In a healthcare system that increasingly relies on hospital readmission rates as a quality indicator, a critical omission may be dramatically skewing the data, finds a study published Thursday in the New England Journal of Medicine.
A review of nine years’ worth of hospital admissions finds that calculating outcomes of “observation” patients — who are technically outpatients — would erase most progress recently touted about lowering readmissions.
Though the study focuses on the pressures borne by hospitals, skilled nursing providers are also being incentivized to reduce readmissions and use their success to attract new provider partners and residents.
“Policies seeking to reduce readmission may not be as effective as we thought,” said study co-author Amber Sabbatini, M.D., MPH, assistant professor of emergency medicine at the University of Washington School of Medicine.
Observation status has grown in use has grown in use among commercially insured beneficiaries, an average of 0.3% annually since 2007, according to researchers. By 2015, data from Truven Health Analytics MarketScan Commercial Claims and Encounters database showed that 14% of patients with “index” emergency department visits were hospitalized, and 43% percent of those were hospitalized under the observation category.
Observation stays do not count toward the three-night minimum required for Medicare-covered skilled nursing services.

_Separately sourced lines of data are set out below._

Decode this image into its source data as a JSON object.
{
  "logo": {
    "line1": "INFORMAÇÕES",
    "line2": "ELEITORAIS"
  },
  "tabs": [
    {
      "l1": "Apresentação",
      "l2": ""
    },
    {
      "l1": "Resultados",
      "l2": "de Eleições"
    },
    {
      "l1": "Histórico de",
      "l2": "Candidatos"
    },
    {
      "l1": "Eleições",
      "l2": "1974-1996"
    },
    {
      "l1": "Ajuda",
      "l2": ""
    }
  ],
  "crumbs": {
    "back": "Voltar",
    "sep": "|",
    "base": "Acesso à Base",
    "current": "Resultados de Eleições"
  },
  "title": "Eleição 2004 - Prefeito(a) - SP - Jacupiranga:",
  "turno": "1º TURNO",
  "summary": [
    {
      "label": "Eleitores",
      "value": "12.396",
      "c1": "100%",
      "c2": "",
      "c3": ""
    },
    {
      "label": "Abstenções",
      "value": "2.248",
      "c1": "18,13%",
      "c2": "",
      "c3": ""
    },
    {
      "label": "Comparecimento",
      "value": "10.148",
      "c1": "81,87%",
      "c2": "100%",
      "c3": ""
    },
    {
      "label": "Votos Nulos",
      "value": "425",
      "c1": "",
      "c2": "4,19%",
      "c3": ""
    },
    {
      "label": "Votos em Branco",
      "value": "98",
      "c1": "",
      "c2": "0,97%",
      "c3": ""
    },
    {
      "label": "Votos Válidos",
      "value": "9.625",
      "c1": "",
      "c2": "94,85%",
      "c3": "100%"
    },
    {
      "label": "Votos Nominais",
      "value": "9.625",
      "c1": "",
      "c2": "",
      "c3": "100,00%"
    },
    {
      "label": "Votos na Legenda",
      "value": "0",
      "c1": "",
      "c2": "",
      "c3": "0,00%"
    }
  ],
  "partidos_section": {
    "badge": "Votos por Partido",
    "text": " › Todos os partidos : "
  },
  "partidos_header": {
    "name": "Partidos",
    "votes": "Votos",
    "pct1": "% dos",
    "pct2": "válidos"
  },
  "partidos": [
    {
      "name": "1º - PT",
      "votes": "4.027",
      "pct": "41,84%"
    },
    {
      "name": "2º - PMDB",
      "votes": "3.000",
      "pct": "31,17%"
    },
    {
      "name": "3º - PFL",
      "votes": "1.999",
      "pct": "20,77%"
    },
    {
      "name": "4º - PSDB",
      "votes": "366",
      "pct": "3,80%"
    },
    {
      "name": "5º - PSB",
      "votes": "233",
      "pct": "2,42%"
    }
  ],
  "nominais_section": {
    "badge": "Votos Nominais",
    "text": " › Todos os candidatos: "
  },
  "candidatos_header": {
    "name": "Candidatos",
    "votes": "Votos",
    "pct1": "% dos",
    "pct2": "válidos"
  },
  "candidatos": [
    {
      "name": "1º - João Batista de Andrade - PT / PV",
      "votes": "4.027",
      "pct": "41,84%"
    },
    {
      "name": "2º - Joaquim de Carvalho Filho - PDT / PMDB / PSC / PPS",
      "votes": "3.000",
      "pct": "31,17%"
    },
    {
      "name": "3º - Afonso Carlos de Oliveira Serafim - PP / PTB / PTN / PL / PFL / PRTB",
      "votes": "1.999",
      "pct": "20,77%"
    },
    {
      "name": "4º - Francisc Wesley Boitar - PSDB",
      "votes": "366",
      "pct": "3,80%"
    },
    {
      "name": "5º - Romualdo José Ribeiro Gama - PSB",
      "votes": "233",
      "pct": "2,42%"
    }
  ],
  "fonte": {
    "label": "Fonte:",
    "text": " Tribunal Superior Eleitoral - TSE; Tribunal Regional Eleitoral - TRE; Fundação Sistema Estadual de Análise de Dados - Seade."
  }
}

While inpatient readmission dropped by 2.3% during the study period, the researchers found the rate of readmission after an observation stay increased by 3.9%. Many patients also returned for repeat observation stays.
“Because of the expectation that observation stays last less than 48 hours, patients hospitalized under observation may be discharged at an earlier stage in the resolution of their illness than inpatients are,” the study reports.“Finally, under current policies, hospitals face no repercussions for unsafe or poorly handled discharges from observations care that may lead to repeat hospitalizations.”